El gobierno, o quien sea a quien competa esta tarea, ha puesto en circulación al rey y a la reina para que visiten los lugarejos de su reino devastados por la pandemia. La gira tiene un formato de rogativa inversa pues no se trata de obtener mercedes para los atribulados lugareños, que ya se las apañarán como puedan en este trance, cuanto para hacer visible al egregio visitante. Es como si en plena sequía los feligreses sacasen de paseo al santo del lugar, no para que llueva sino para que a la talla medieval le dé el aire. La monarquía es un instrumento tan antiguo (de hecho, el más antiguo de todos desde que la humanidad decidió organizarse en grupos estancos) que hay muy pocos ingenieros que sepan cómo ponerla en marcha cuando se gripa. En las escuelas de ingeniería ya no se estudia y quizá solo en los post grados de paleontología se enseña cómo equilibrar una corona real en una cabeza, generalmente momificada, ¿pero quién emplea paleontólogos para este fin? Así que todos son improvisaciones y que sea lo que dios quiera. Los hábitos de nuestros reyes son intrusivos o elusivos, según el momento y las circunstancias, y, o bien borbonean en política o borbonean en sus negocios privados,  así que un paseo entre el buen pueblo parece un punto medio pertinente y tranquilizador: se hacen visibles pero nada más, ni política ni negocios, como el santo de la rogativa.

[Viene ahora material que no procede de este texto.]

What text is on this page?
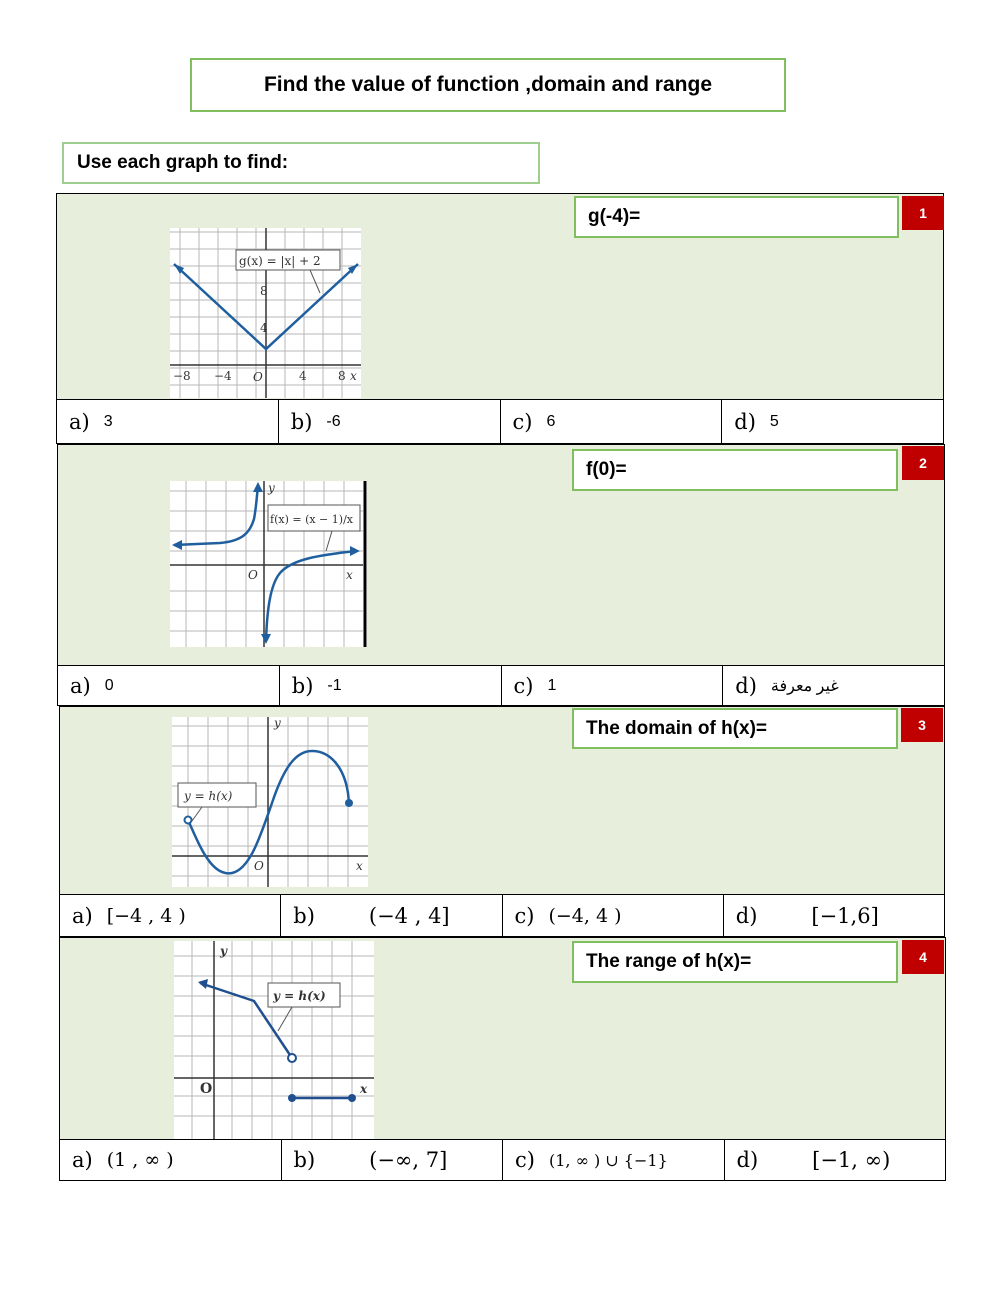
Find the value of function ,domain and range
Use each graph to find:
g(-4)=	1
g(x) = |x| + 2
8
4
−8 −4 O	4	8 x
a) 3	b) -6	c) 6	d) 5
f(0)=	2
f(x) = (x − 1)/x
y
O	x
a) 0	b) -1	c) 1	d) غير معرفة
The domain of h(x)=	3
y = h(x)
y
O	x
a) [−4 , 4 )	b)	(−4 , 4]	c) (−4, 4 )	d)	[−1,6]
The range of h(x)=	4
y = h(x)
y
O	x
a) (1 , ∞ )	b)	(−∞, 7]	c) (1, ∞ ) ∪ {−1}	d)	[−1, ∞)
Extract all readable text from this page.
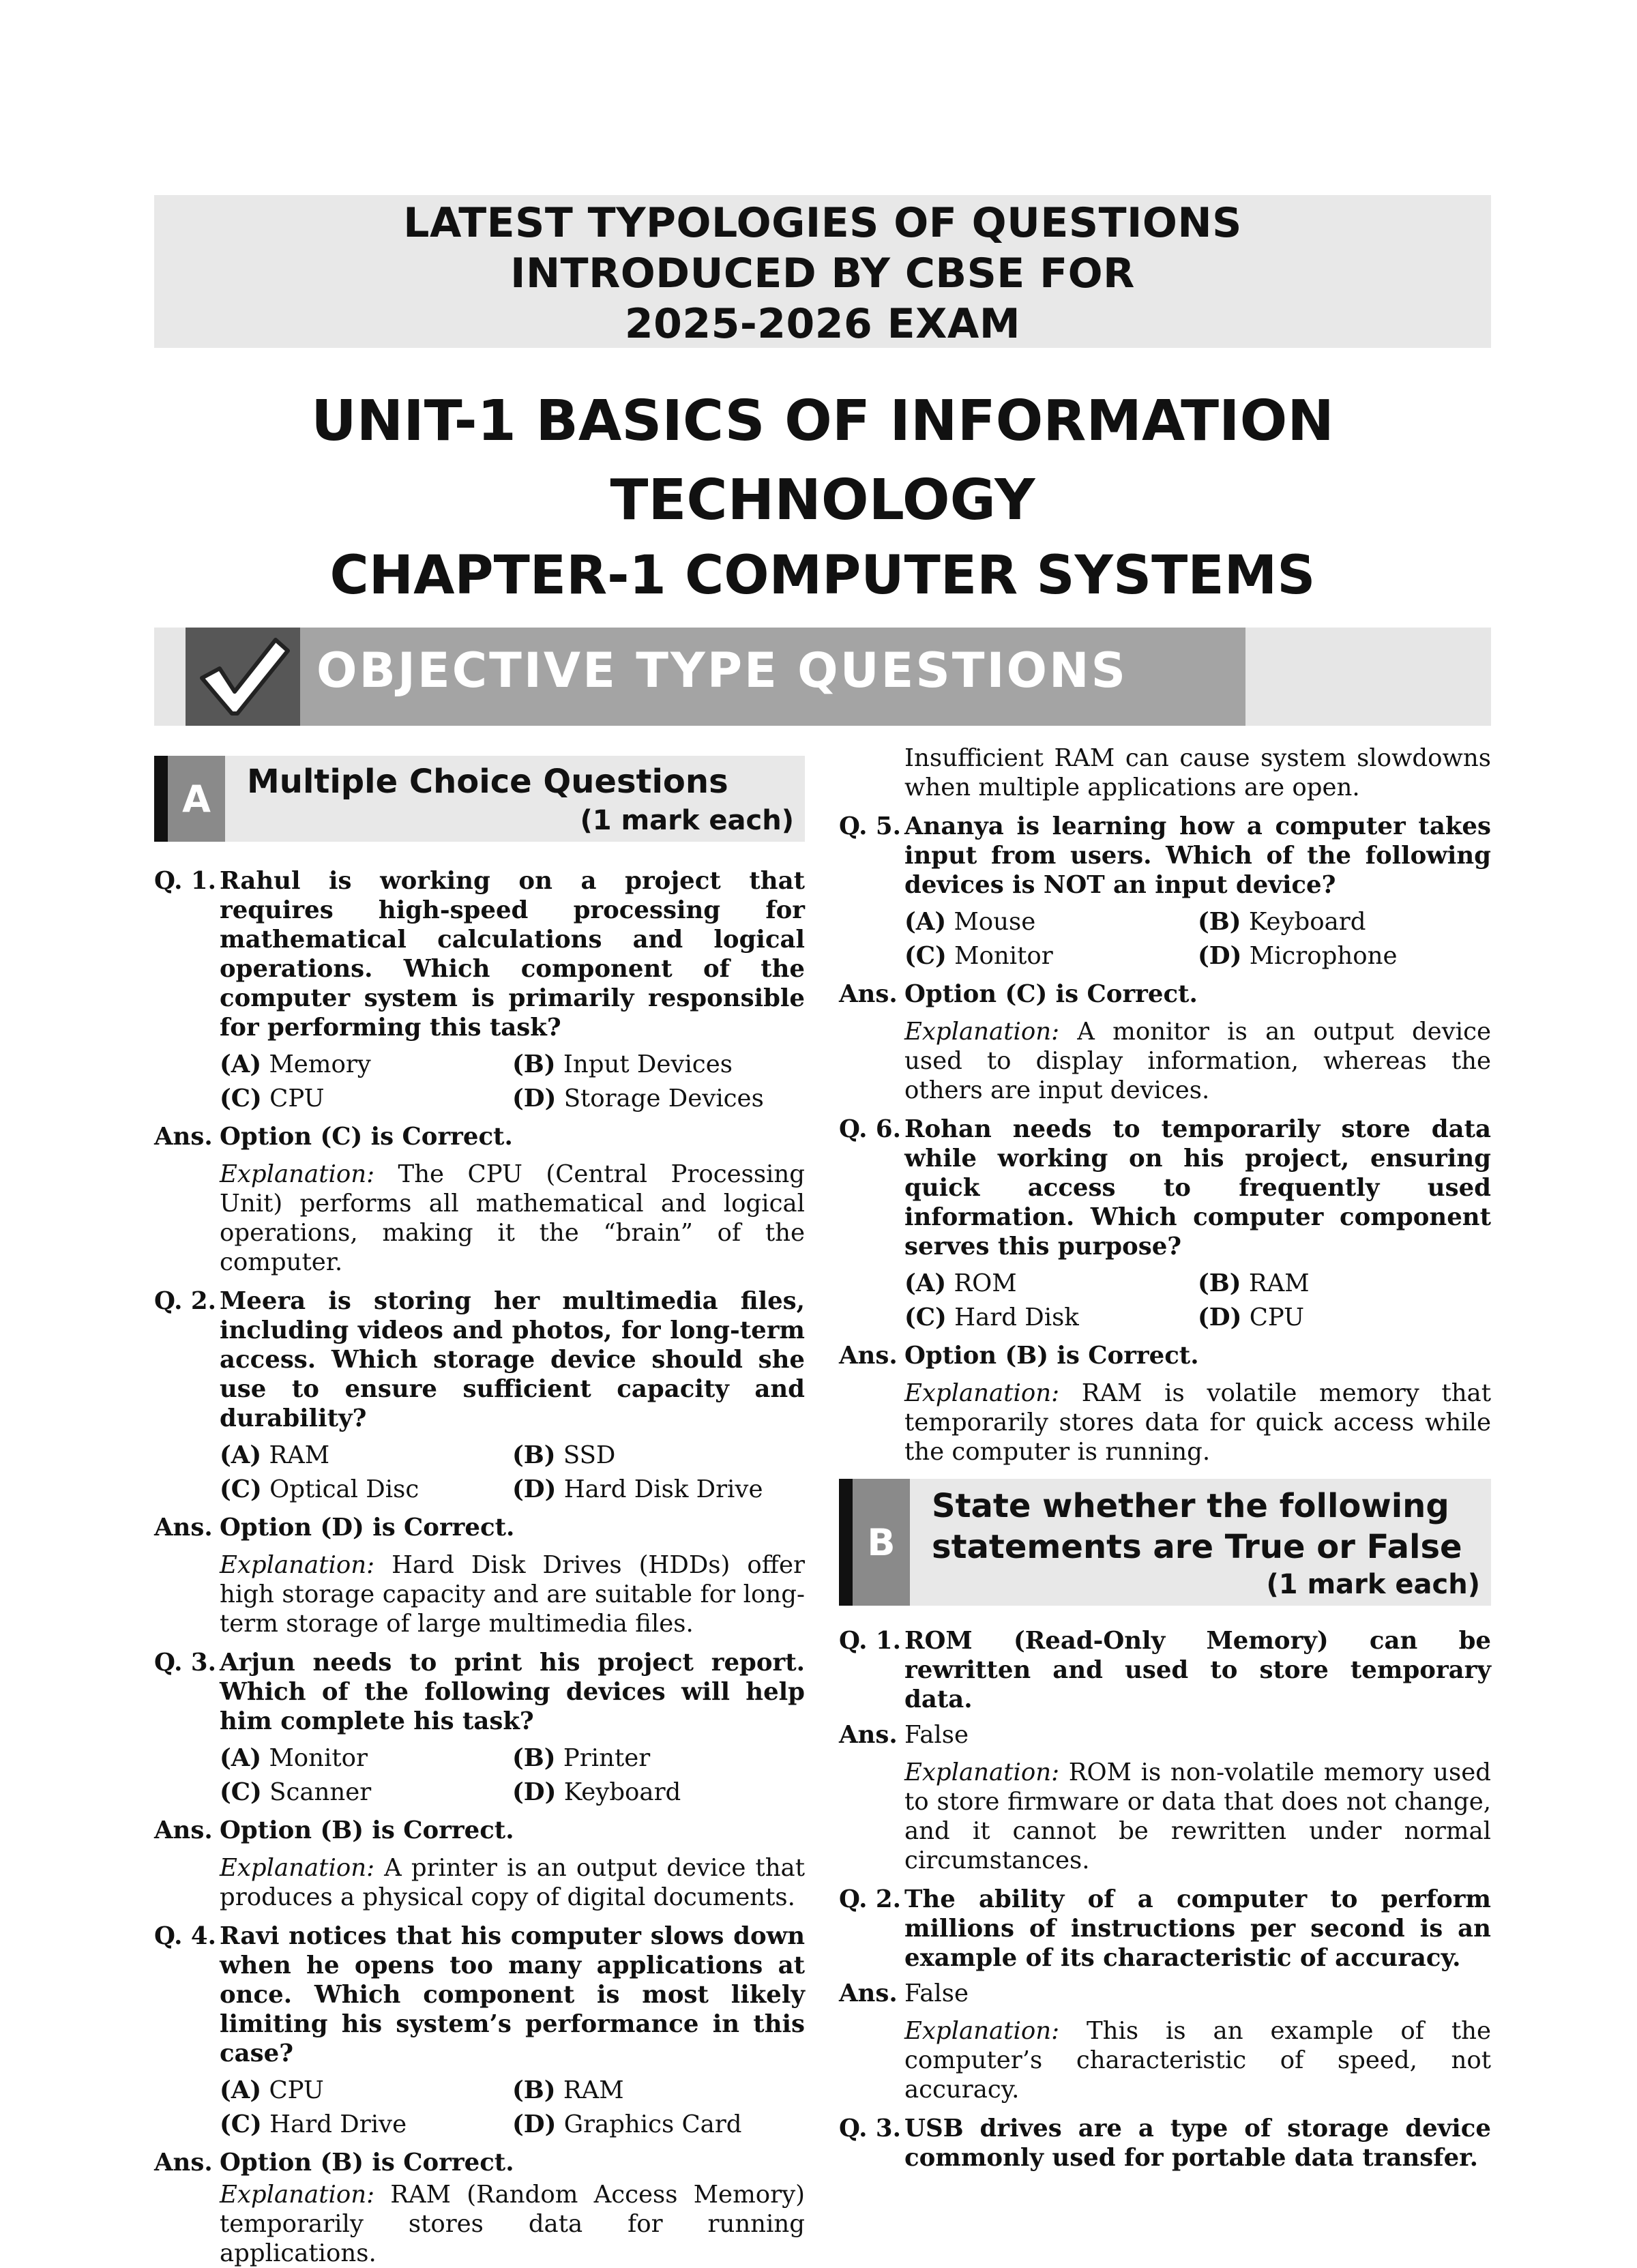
LATEST TYPOLOGIES OF QUESTIONS
INTRODUCED BY CBSE FOR
2025-2026 EXAM
UNIT-1 BASICS OF INFORMATION
TECHNOLOGY
CHAPTER-1 COMPUTER SYSTEMS
OBJECTIVE TYPE QUESTIONS
A	Multiple Choice Questions
(1 mark each)
Q. 1. Rahul is working on a project that requires high-speed processing for mathematical calculations and logical operations. Which component of the computer system is primarily responsible for performing this task?
(A) Memory	(B) Input Devices
(C) CPU	(D) Storage Devices
Ans. Option (C) is Correct.
Explanation: The CPU (Central Processing Unit) performs all mathematical and logical operations, making it the “brain” of the computer.
Q. 2. Meera is storing her multimedia files, including videos and photos, for long-term access. Which storage device should she use to ensure sufficient capacity and durability?
(A) RAM	(B) SSD
(C) Optical Disc	(D) Hard Disk Drive
Ans. Option (D) is Correct.
Explanation: Hard Disk Drives (HDDs) offer high storage capacity and are suitable for long-term storage of large multimedia files.
Q. 3. Arjun needs to print his project report. Which of the following devices will help him complete his task?
(A) Monitor	(B) Printer
(C) Scanner	(D) Keyboard
Ans. Option (B) is Correct.
Explanation: A printer is an output device that produces a physical copy of digital documents.
Q. 4. Ravi notices that his computer slows down when he opens too many applications at once. Which component is most likely limiting his system’s performance in this case?
(A) CPU	(B) RAM
(C) Hard Drive	(D) Graphics Card
Ans. Option (B) is Correct.
Explanation: RAM (Random Access Memory) temporarily stores data for running applications.
Insufficient RAM can cause system slowdowns when multiple applications are open.
Q. 5. Ananya is learning how a computer takes input from users. Which of the following devices is NOT an input device?
(A) Mouse	(B) Keyboard
(C) Monitor	(D) Microphone
Ans. Option (C) is Correct.
Explanation: A monitor is an output device used to display information, whereas the others are input devices.
Q. 6. Rohan needs to temporarily store data while working on his project, ensuring quick access to frequently used information. Which computer component serves this purpose?
(A) ROM	(B) RAM
(C) Hard Disk	(D) CPU
Ans. Option (B) is Correct.
Explanation: RAM is volatile memory that temporarily stores data for quick access while the computer is running.
B
State whether the following
statements are True or False
(1 mark each)
Q. 1. ROM (Read-Only Memory) can be rewritten and used to store temporary data.
Ans. False
Explanation: ROM is non-volatile memory used to store firmware or data that does not change, and it cannot be rewritten under normal circumstances.
Q. 2. The ability of a computer to perform millions of instructions per second is an example of its characteristic of accuracy.
Ans. False
Explanation: This is an example of the computer’s characteristic of speed, not accuracy.
Q. 3. USB drives are a type of storage device commonly used for portable data transfer.
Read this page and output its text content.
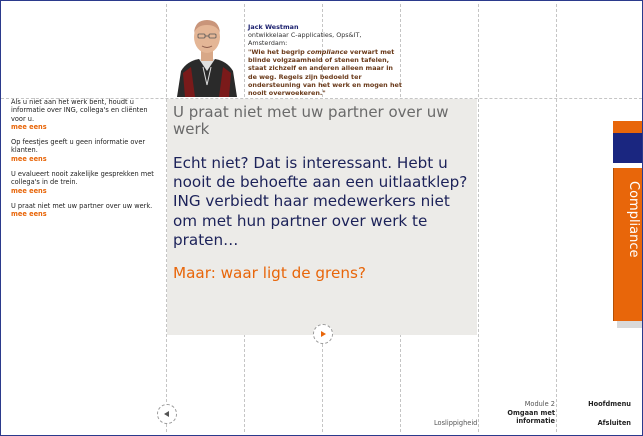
Als u niet aan het werk bent, houdt u informatie over ING, collega's en cliënten voor u.
mee eens
Op feestjes geeft u geen informatie over klanten.
mee eens
U evalueert nooit zakelijke gesprekken met collega's in de trein.
mee eens
U praat niet met uw partner over uw werk.
mee eens
Jack Westman
ontwikkelaar C-applicaties, Ops&IT,
Amsterdam:
"Wie het begrip compliance verwart met blinde volgzaamheid of stenen tafelen, staat zichzelf en anderen alleen maar in de weg. Regels zijn bedoeld ter ondersteuning van het werk en mogen het nooit overwoekeren."
U praat niet met uw partner over uw werk
Echt niet? Dat is interessant. Hebt u nooit de behoefte aan een uitlaatklep? ING verbiedt haar medewerkers niet om met hun partner over werk te praten…
Maar: waar ligt de grens?
Compliance
Loslippigheid
Module 2
Omgaan met
informatie
Hoofdmenu
Afsluiten
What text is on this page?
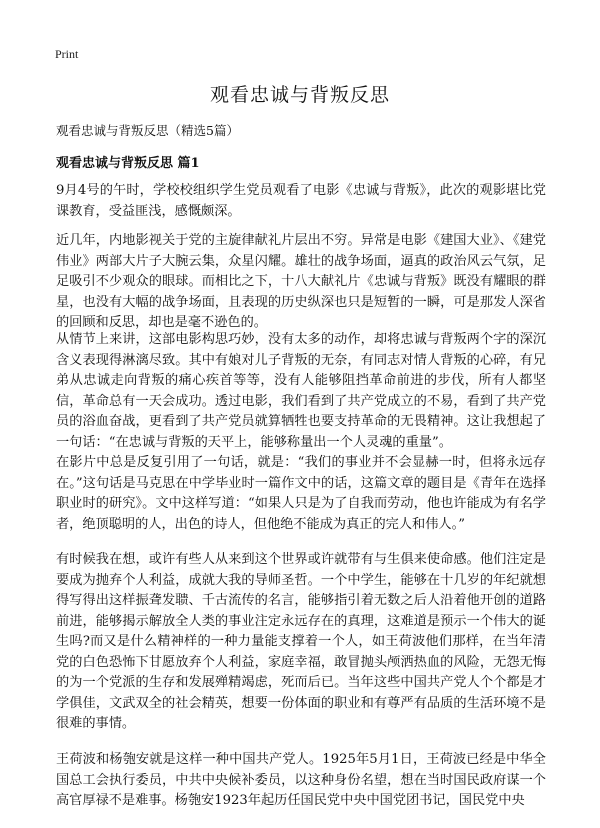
Print
观看忠诚与背叛反思

观看忠诚与背叛反思（精选5篇）

观看忠诚与背叛反思 篇1

9月4号的午时，学校校组织学生党员观看了电影《忠诚与背叛》，此次的观影堪比党课教育，受益匪浅，感慨颇深。

近几年，内地影视关于党的主旋律献礼片层出不穷。异常是电影《建国大业》、《建党伟业》两部大片子大腕云集，众星闪耀。雄壮的战争场面，逼真的政治风云气氛，足足吸引不少观众的眼球。而相比之下，十八大献礼片《忠诚与背叛》既没有耀眼的群星，也没有大幅的战争场面，且表现的历史纵深也只是短暂的一瞬，可是那发人深省的回顾和反思，却也是毫不逊色的。

从情节上来讲，这部电影构思巧妙，没有太多的动作，却将忠诚与背叛两个字的深沉含义表现得淋漓尽致。其中有娘对儿子背叛的无奈，有同志对情人背叛的心碎，有兄弟从忠诚走向背叛的痛心疾首等等，没有人能够阻挡革命前进的步伐，所有人都坚信，革命总有一天会成功。透过电影，我们看到了共产党成立的不易，看到了共产党员的浴血奋战，更看到了共产党员就算牺牲也要支持革命的无畏精神。这让我想起了一句话：“在忠诚与背叛的天平上，能够称量出一个人灵魂的重量”。

在影片中总是反复引用了一句话，就是：“我们的事业并不会显赫一时，但将永远存在。”这句话是马克思在中学毕业时一篇作文中的话，这篇文章的题目是《青年在选择职业时的研究》。文中这样写道：“如果人只是为了自我而劳动，他也许能成为有名学者，绝顶聪明的人，出色的诗人，但他绝不能成为真正的完人和伟人。”

有时候我在想，或许有些人从来到这个世界或许就带有与生俱来使命感。他们注定是要成为抛弃个人利益，成就大我的导师圣哲。一个中学生，能够在十几岁的年纪就想得写得出这样振聋发聩、千古流传的名言，能够指引着无数之后人沿着他开创的道路前进，能够揭示解放全人类的事业注定永远存在的真理，这难道是预示一个伟大的诞生吗?而又是什么精神样的一种力量能支撑着一个人，如王荷波他们那样，在当年清党的白色恐怖下甘愿放弃个人利益，家庭幸福，敢冒抛头颅洒热血的风险，无怨无悔的为一个党派的生存和发展殚精竭虑，死而后已。当年这些中国共产党人个个都是才学俱佳，文武双全的社会精英，想要一份体面的职业和有尊严有品质的生活环境不是很难的事情。

王荷波和杨匏安就是这样一种中国共产党人。1925年5月1日，王荷波已经是中华全国总工会执行委员，中共中央候补委员，以这种身份名望，想在当时国民政府谋一个高官厚禄不是难事。杨匏安1923年起历任国民党中央中国党团书记，国民党中央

Pueblo, aquí tienes a tu rey; rey, aquí tienes a tu pueblo. Este es el resumen del protocolo que impera en las reales comparecencias públicas. Pero, hechas las presentaciones y visto el asunto que motiva la visita, ¿qué hacer a continuación, cuando llega el momento del aperitivo popular? Era en esta circunstancia en la que el rey emérito, dios le bendiga, desplegaba el don por el que pasará a la historia: la campechanía. El real abuelo reía, gastaba bromas, degustaba la oferta de las bandejas –¡estos espárragos son cojonudos!-, palmeaba hombros, perpetraba pequeñas indiscreciones que los testigos atesoraban como preciados recuerdos de ¡el día que estuvieron con el rey!  Y, en fin, convertía un entorno de decenas de sujetos innominados en una corte momentánea en la que reinaba la plebeyez. Aquello era una monarquía democrática por aspersión.

Todo indica que el rey reinante carece de este don. Quizá está demasiado preparado en colegios y universidades de élite para dejarse arrastrar por el fingimiento del populismo monárquico. Quizá busca un sentido a su real vida, más allá del ejemplo de su padre. Pero, por ahora, ni la constitución ni los hábitos de la corona dan para muchos ensayos y así don Felipe se ve obligado a aceptar una lonchita de jamón de un tabernero local -que su padre habría devorado con genuina complacencia-  sin poder evitar cierta incomodidad. ¿Y ahora qué hago? Apóyate en la barra, dicen que le dijo doña Letizia para que mostrara el encanto campechano de la familia. El obsequioso cronista de la anécdota también nos cuenta que los reyes se esforzaron por mantener la naturalidad y acercarse a la gente pese a las precauciones que exige el coronavirus. El coronavirus y, a qué negarlo, la vergüenza.